В зеркалах «Комнаты смеха» отражалась моя перекошенная физиономия, ласково улыбавшаяся детям, которые хохотали и махали руками нашим кривым отражениям. Джейми отходил подальше и приближался, изменяя длину шеи, а Дилли вытягивала руки и верещала от восторга, когда те оказывались размером с ее тело.
– А вдруг мы и на самом деле так выглядим, – коварно предположил я. – Может, врут как раз зеркала у нас дома.
– Вот и нет, потому что тогда получается, что и глаза нас обманывают, – возразил Джейми, чье интеллектуальное наблюдение несколько компрометировал размер лба, превышающий длину ног.
– Это зависит от того, как мозг преобразует полученную информацию. Может, мы просто видим все таким, каким хотим видеть.
Дилли задумалась на секунду, потом, поймав в зеркале мой взгляд, осторожно спросила:
– Пап, а ты и вправду совсем забыл нас с Джейми?
– Ох… это все по-прежнему здесь! – Я театральным жестом стукнул себя по лбу, вызвав веселую улыбку у дочери. – Но я не могу отыскать, куда все это засунул. Я не помню очень многого про вас, но я никогда не забывал о своих к вам чувствах. (Надо же, сумел выговорить такое вслух, но, похоже, это было очень важно.) Я никогда не забывал… как сильно вас люблю.
– Аааа… – Ее явно растрогали мои слова, в то время как Джейми за моей спиной старательно изображал рвотные позывы.

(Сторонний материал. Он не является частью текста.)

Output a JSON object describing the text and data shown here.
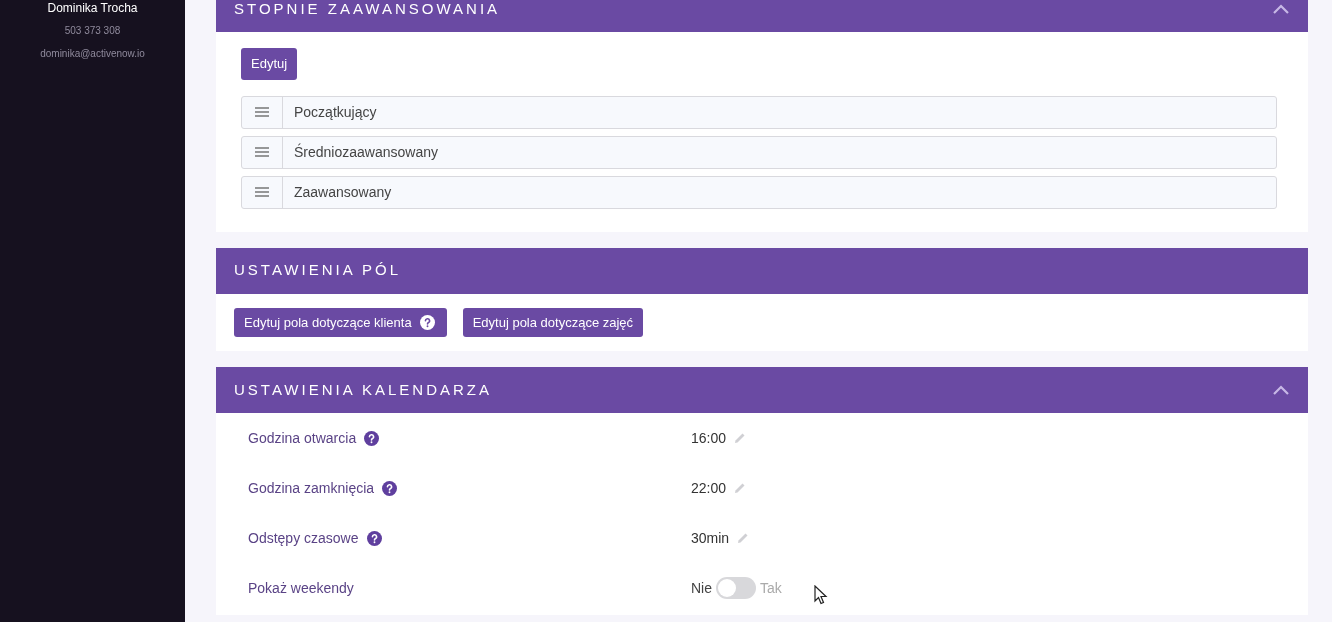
{
  "sidebar": {
    "user_name": "Dominika Trocha",
    "phone": "503 373 308",
    "email": "dominika@activenow.io"
  },
  "sections": [
    {
      "kind": "levels",
      "title": "STOPNIE ZAAWANSOWANIA",
      "collapsible": true,
      "edit_button": "Edytuj",
      "items": [
        "Początkujący",
        "Średniozaawansowany",
        "Zaawansowany"
      ]
    },
    {
      "kind": "buttons",
      "title": "USTAWIENIA PÓL",
      "collapsible": false,
      "buttons": [
        {
          "label": "Edytuj pola dotyczące klienta",
          "help": true
        },
        {
          "label": "Edytuj pola dotyczące zajęć",
          "help": false
        }
      ]
    },
    {
      "kind": "settings",
      "title": "USTAWIENIA KALENDARZA",
      "collapsible": true,
      "rows": [
        {
          "kind": "text",
          "label": "Godzina otwarcia",
          "help": true,
          "value": "16:00",
          "editable": true
        },
        {
          "kind": "text",
          "label": "Godzina zamknięcia",
          "help": true,
          "value": "22:00",
          "editable": true
        },
        {
          "kind": "text",
          "label": "Odstępy czasowe",
          "help": true,
          "value": "30min",
          "editable": true
        },
        {
          "kind": "toggle",
          "label": "Pokaż weekendy",
          "help": false,
          "off_label": "Nie",
          "on_label": "Tak",
          "on": false
        }
      ]
    }
  ]
}
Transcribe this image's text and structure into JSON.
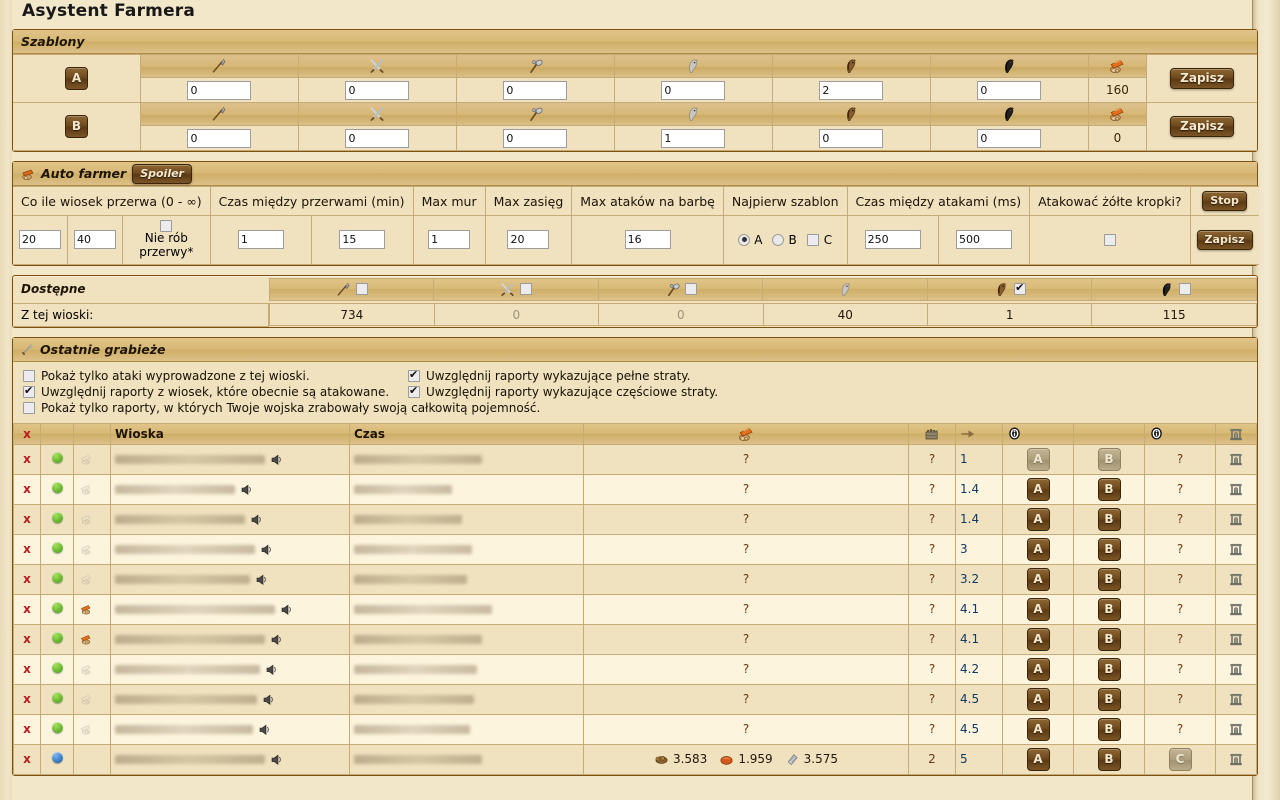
{
  "page": {
    "title": "Asystent Farmera"
  },
  "templates": {
    "header": "Szablony",
    "unit_icons": [
      "spear-icon",
      "sword-icon",
      "axe-icon",
      "scout-icon",
      "light-cavalry-icon",
      "heavy-cavalry-icon",
      "loot-icon"
    ],
    "save_label": "Zapisz",
    "rows": [
      {
        "name": "A",
        "values": [
          "0",
          "0",
          "0",
          "0",
          "2",
          "0"
        ],
        "capacity": "160"
      },
      {
        "name": "B",
        "values": [
          "0",
          "0",
          "0",
          "1",
          "0",
          "0"
        ],
        "capacity": "0"
      }
    ]
  },
  "autofarm": {
    "header": "Auto farmer",
    "spoiler_label": "Spoiler",
    "stop_label": "Stop",
    "save_label": "Zapisz",
    "headers": [
      "Co ile wiosek przerwa (0 - ∞)",
      "Czas między przerwami (min)",
      "Max mur",
      "Max zasięg",
      "Max ataków na barbę",
      "Najpierw szablon",
      "Czas między atakami (ms)",
      "Atakować żółte kropki?"
    ],
    "break_from": "20",
    "break_to": "40",
    "no_break_label": "Nie rób przerwy*",
    "no_break_checked": false,
    "break_time_from": "1",
    "break_time_to": "15",
    "max_wall": "1",
    "max_range": "20",
    "max_attacks_barb": "16",
    "template_options": [
      {
        "label": "A",
        "type": "radio",
        "checked": true
      },
      {
        "label": "B",
        "type": "radio",
        "checked": false
      },
      {
        "label": "C",
        "type": "checkbox",
        "checked": false
      }
    ],
    "attack_delay_from": "250",
    "attack_delay_to": "500",
    "attack_yellow_checked": false
  },
  "available": {
    "header": "Dostępne",
    "row_label": "Z tej wioski:",
    "units": [
      {
        "icon": "spear-icon",
        "has_checkbox": true,
        "checked": false,
        "value": "734",
        "zero": false
      },
      {
        "icon": "sword-icon",
        "has_checkbox": true,
        "checked": false,
        "value": "0",
        "zero": true
      },
      {
        "icon": "axe-icon",
        "has_checkbox": true,
        "checked": false,
        "value": "0",
        "zero": true
      },
      {
        "icon": "scout-icon",
        "has_checkbox": false,
        "checked": false,
        "value": "40",
        "zero": false
      },
      {
        "icon": "light-cavalry-icon",
        "has_checkbox": true,
        "checked": true,
        "value": "1",
        "zero": false
      },
      {
        "icon": "heavy-cavalry-icon",
        "has_checkbox": true,
        "checked": false,
        "value": "115",
        "zero": false
      }
    ]
  },
  "raids": {
    "header": "Ostatnie grabieże",
    "filters": [
      {
        "label": "Pokaż tylko ataki wyprowadzone z tej wioski.",
        "checked": false
      },
      {
        "label": "Uwzględnij raporty wykazujące pełne straty.",
        "checked": true
      },
      {
        "label": "Uwzględnij raporty z wiosek, które obecnie są atakowane.",
        "checked": true
      },
      {
        "label": "Uwzględnij raporty wykazujące częściowe straty.",
        "checked": true
      },
      {
        "label": "Pokaż tylko raporty, w których Twoje wojska zrabowały swoją całkowitą pojemność.",
        "checked": false
      }
    ],
    "columns": {
      "delete": "x",
      "status": "",
      "flag": "",
      "village": "Wioska",
      "time": "Czas",
      "loot": "loot-icon",
      "wall": "wall-icon",
      "distance": "distance-icon",
      "attack_a": "info-icon",
      "attack_b": "",
      "info": "info-icon",
      "building": "building-icon"
    },
    "row_defaults": {
      "delete": "x",
      "unknown": "?",
      "a_label": "A",
      "b_label": "B",
      "c_label": "C"
    },
    "rows": [
      {
        "dot": "green",
        "flag": "dim",
        "loot": "?",
        "wall": "?",
        "distance": "1",
        "info": "?",
        "a_disabled": true,
        "b_disabled": true,
        "has_c": false
      },
      {
        "dot": "green",
        "flag": "dim",
        "loot": "?",
        "wall": "?",
        "distance": "1.4",
        "info": "?",
        "a_disabled": false,
        "b_disabled": false,
        "has_c": false
      },
      {
        "dot": "green",
        "flag": "dim",
        "loot": "?",
        "wall": "?",
        "distance": "1.4",
        "info": "?",
        "a_disabled": false,
        "b_disabled": false,
        "has_c": false
      },
      {
        "dot": "green",
        "flag": "dim",
        "loot": "?",
        "wall": "?",
        "distance": "3",
        "info": "?",
        "a_disabled": false,
        "b_disabled": false,
        "has_c": false
      },
      {
        "dot": "green",
        "flag": "dim",
        "loot": "?",
        "wall": "?",
        "distance": "3.2",
        "info": "?",
        "a_disabled": false,
        "b_disabled": false,
        "has_c": false
      },
      {
        "dot": "green",
        "flag": "color",
        "loot": "?",
        "wall": "?",
        "distance": "4.1",
        "info": "?",
        "a_disabled": false,
        "b_disabled": false,
        "has_c": false
      },
      {
        "dot": "green",
        "flag": "color",
        "loot": "?",
        "wall": "?",
        "distance": "4.1",
        "info": "?",
        "a_disabled": false,
        "b_disabled": false,
        "has_c": false
      },
      {
        "dot": "green",
        "flag": "dim",
        "loot": "?",
        "wall": "?",
        "distance": "4.2",
        "info": "?",
        "a_disabled": false,
        "b_disabled": false,
        "has_c": false
      },
      {
        "dot": "green",
        "flag": "dim",
        "loot": "?",
        "wall": "?",
        "distance": "4.5",
        "info": "?",
        "a_disabled": false,
        "b_disabled": false,
        "has_c": false
      },
      {
        "dot": "green",
        "flag": "dim",
        "loot": "?",
        "wall": "?",
        "distance": "4.5",
        "info": "?",
        "a_disabled": false,
        "b_disabled": false,
        "has_c": false
      },
      {
        "dot": "blue",
        "flag": "none",
        "loot_res": [
          {
            "icon": "wood-icon",
            "value": "3.583"
          },
          {
            "icon": "clay-icon",
            "value": "1.959"
          },
          {
            "icon": "iron-icon",
            "value": "3.575"
          }
        ],
        "wall": "2",
        "distance": "5",
        "info": "C",
        "a_disabled": false,
        "b_disabled": false,
        "has_c": true
      }
    ]
  }
}
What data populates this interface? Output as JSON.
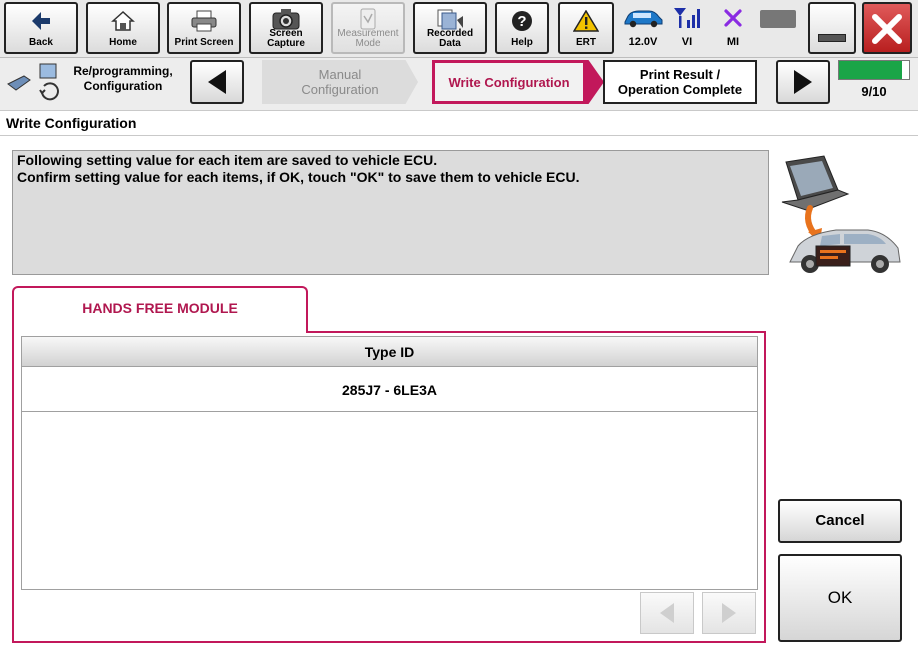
{
  "toolbar": {
    "back_label": "Back",
    "home_label": "Home",
    "print_label": "Print Screen",
    "capture_label_1": "Screen",
    "capture_label_2": "Capture",
    "measure_label_1": "Measurement",
    "measure_label_2": "Mode",
    "recorded_label_1": "Recorded",
    "recorded_label_2": "Data",
    "help_label": "Help",
    "ert_label": "ERT",
    "battery_label": "12.0V",
    "vi_label": "VI",
    "mi_label": "MI"
  },
  "nav": {
    "reprog_line1": "Re/programming,",
    "reprog_line2": "Configuration",
    "step_prev_line1": "Manual",
    "step_prev_line2": "Configuration",
    "step_current": "Write Configuration",
    "step_next_line1": "Print Result /",
    "step_next_line2": "Operation Complete",
    "progress_text": "9/10",
    "progress_fraction": 0.9
  },
  "title": "Write Configuration",
  "instructions": {
    "line1": "Following setting value for each item are saved to vehicle ECU.",
    "line2": "Confirm setting value for each items, if OK, touch \"OK\" to save them to vehicle ECU."
  },
  "tab_label": "HANDS FREE MODULE",
  "table": {
    "header": "Type ID",
    "rows": [
      "285J7 - 6LE3A"
    ]
  },
  "buttons": {
    "cancel": "Cancel",
    "ok": "OK"
  },
  "colors": {
    "accent": "#c2185b",
    "progress": "#1aa547",
    "vi_icon": "#1d2fa8",
    "mi_icon": "#8a2be2",
    "ert_icon": "#f2c200",
    "close_button": "#d33a3a"
  }
}
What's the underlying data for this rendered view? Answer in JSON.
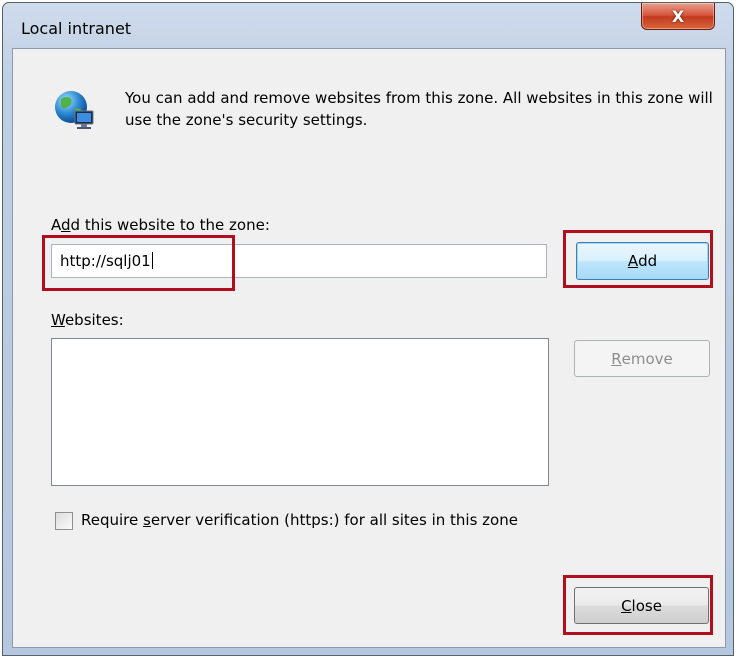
{
  "window": {
    "title": "Local intranet",
    "close_glyph": "X"
  },
  "intro": {
    "icon": "globe-computer-icon",
    "text": "You can add and remove websites from this zone. All websites in this zone will use the zone's security settings."
  },
  "add_site": {
    "label_prefix": "A",
    "label_mnemonic": "d",
    "label_suffix": "d this website to the zone:",
    "value": "http://sqlj01",
    "add_mnemonic": "A",
    "add_rest": "dd"
  },
  "websites": {
    "label_mnemonic": "W",
    "label_rest": "ebsites:",
    "items": [],
    "remove_mnemonic": "R",
    "remove_rest": "emove"
  },
  "require_https": {
    "checked": false,
    "label_prefix": "Require ",
    "label_mnemonic": "s",
    "label_suffix": "erver verification (https:) for all sites in this zone"
  },
  "footer": {
    "close_mnemonic": "C",
    "close_rest": "lose"
  },
  "colors": {
    "highlight": "#b10f1d",
    "title_bar": "#bfcfe3",
    "close_button": "#c23a1f"
  }
}
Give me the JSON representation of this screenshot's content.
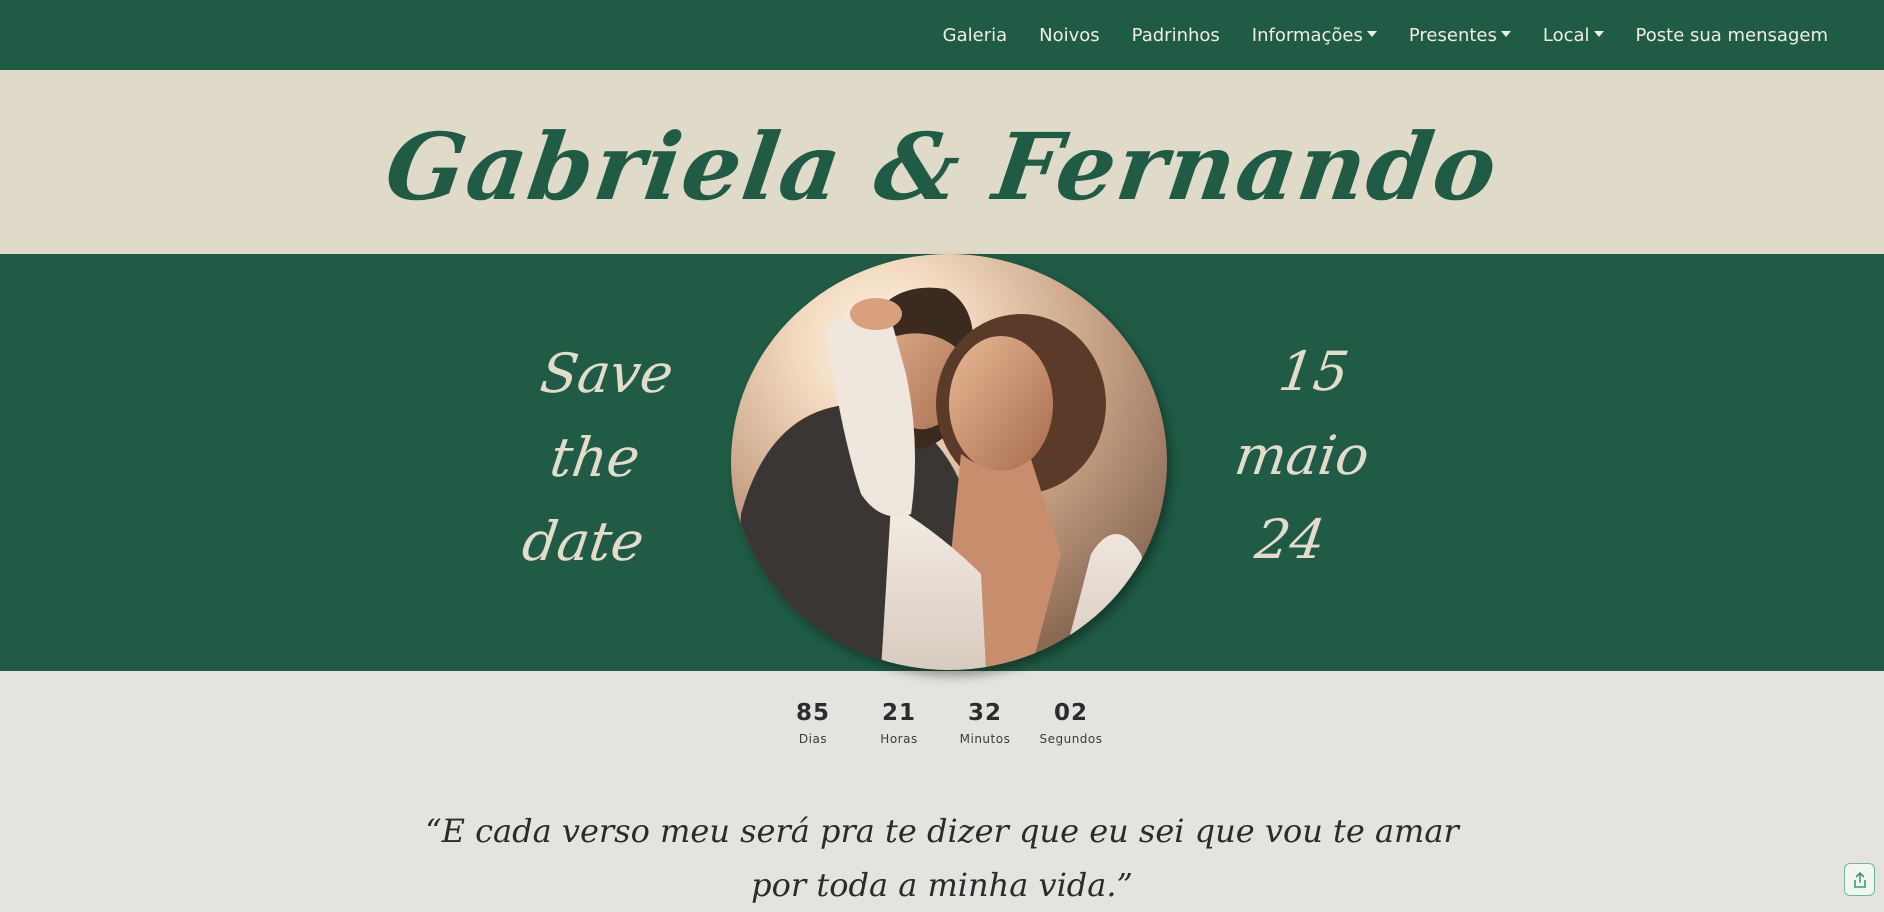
{
  "nav": {
    "items": [
      {
        "label": "Galeria",
        "dropdown": false
      },
      {
        "label": "Noivos",
        "dropdown": false
      },
      {
        "label": "Padrinhos",
        "dropdown": false
      },
      {
        "label": "Informações",
        "dropdown": true
      },
      {
        "label": "Presentes",
        "dropdown": true
      },
      {
        "label": "Local",
        "dropdown": true
      },
      {
        "label": "Poste sua mensagem",
        "dropdown": false
      }
    ]
  },
  "header": {
    "title": "Gabriela & Fernando"
  },
  "hero": {
    "left_lines": [
      "Save",
      "the",
      "date"
    ],
    "right_lines": [
      "15",
      "maio",
      "24"
    ]
  },
  "countdown": {
    "units": [
      {
        "value": "85",
        "label": "Dias"
      },
      {
        "value": "21",
        "label": "Horas"
      },
      {
        "value": "32",
        "label": "Minutos"
      },
      {
        "value": "02",
        "label": "Segundos"
      }
    ]
  },
  "quote": {
    "line1": "“E cada verso meu será pra te dizer que eu sei que vou te amar",
    "line2": "por toda a minha vida.”"
  },
  "colors": {
    "primary_green": "#1f5b45",
    "cream": "#e0dac8",
    "light_bg": "#e4e3df",
    "script_text": "#e3dccb"
  },
  "icons": {
    "share": "share-icon",
    "caret": "chevron-down-icon"
  }
}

Единственными посетителями кроме нас была невероятно жирная пара, явившаяся, видимо, посмотреть на свои искаженные до нормального состояния отражения. Они молча, с каменными лицами переходили от зеркала к зеркалу, никак не реагируя на увиденное. Джейми с Дилли, наоборот, носились туда-сюда, прыгали и восторженно хохотали. Я остановился посмотреть на свое отражение, но никак не мог отвести глаз от вновь обретенных сына и дочери. Они были такие живые, такие настоящие, полные ожидания и радостных предвкушений, такие открытые миру. И я подумал, что прошлое не столь уж и важно – имеет значение лишь то, что происходит здесь и сейчас.
– Пап, а у тебя выросла вторая голова!
– Ох, не выношу, когда это случается, – ужасно неловко.
– Ого-го! Только гляньте, что с моим телом! – орал Джейми.
– То же самое говорю я себе каждое утро, глядя в зеркало.
– Что ты, пап, – утешила Дилли, – ты в отличной форме. Ну, для человека твоего возраста.
Но сегодня я чувствовал себя лет на десять моложе. Детская энергия и оптимизм на редкость заразительны, и, даже ничего не помня о собственных ребятишках, я переживал сложную смесь удовольствия, волнения, ответственности и восторга: я понял, каково это – быть родителем. И легкую печаль – потому что некому позвонить и радостно прокричать в трубку: «Мам! Пап! Мальчик! Сто сорок фунтов и три унции! Мы назвали его Джейми, у него голубые глаза, копна волос, и он очень хорошо ест. В основном сахарную вату. Да, и знаете что – Мэдди еще и девочку родила! Ага, Дилли! Чуть поменьше брата, но тоже ходит и говорит. Очень много говорит».
– Пап, а теперь пойдем на карусели?
– Ну конечно!
Дети замялись, а потом объяснили, что мне-то на карусели нельзя, потому что меня обязательно вырвет.
– Правда? Ерунда, это было со старым папой. Я же пытался вам растолковать про мозг и всякие предубеждения. Может, меня тошнило на карусели, потому что мозг убедил тело, что так должно быть. Но теперь старые убеждения стерлись и я смогу получать удовольствие вместе со всеми.
Через пять минут я, пошатываясь, зашел за трансформаторную будку, где меня и вывернуло.
– Ты в порядке, пап?
– Платок дать?
Еще один позыв – и я с трудом уселся на лавочку, зажмурившись и опустив голову на руки: мелькающие разноцветные огоньки усиливали морскую болезнь.
– Принести тебе водички?
– Нет, спасибо, все нормально, – простонал я. – Через минутку приду в норму.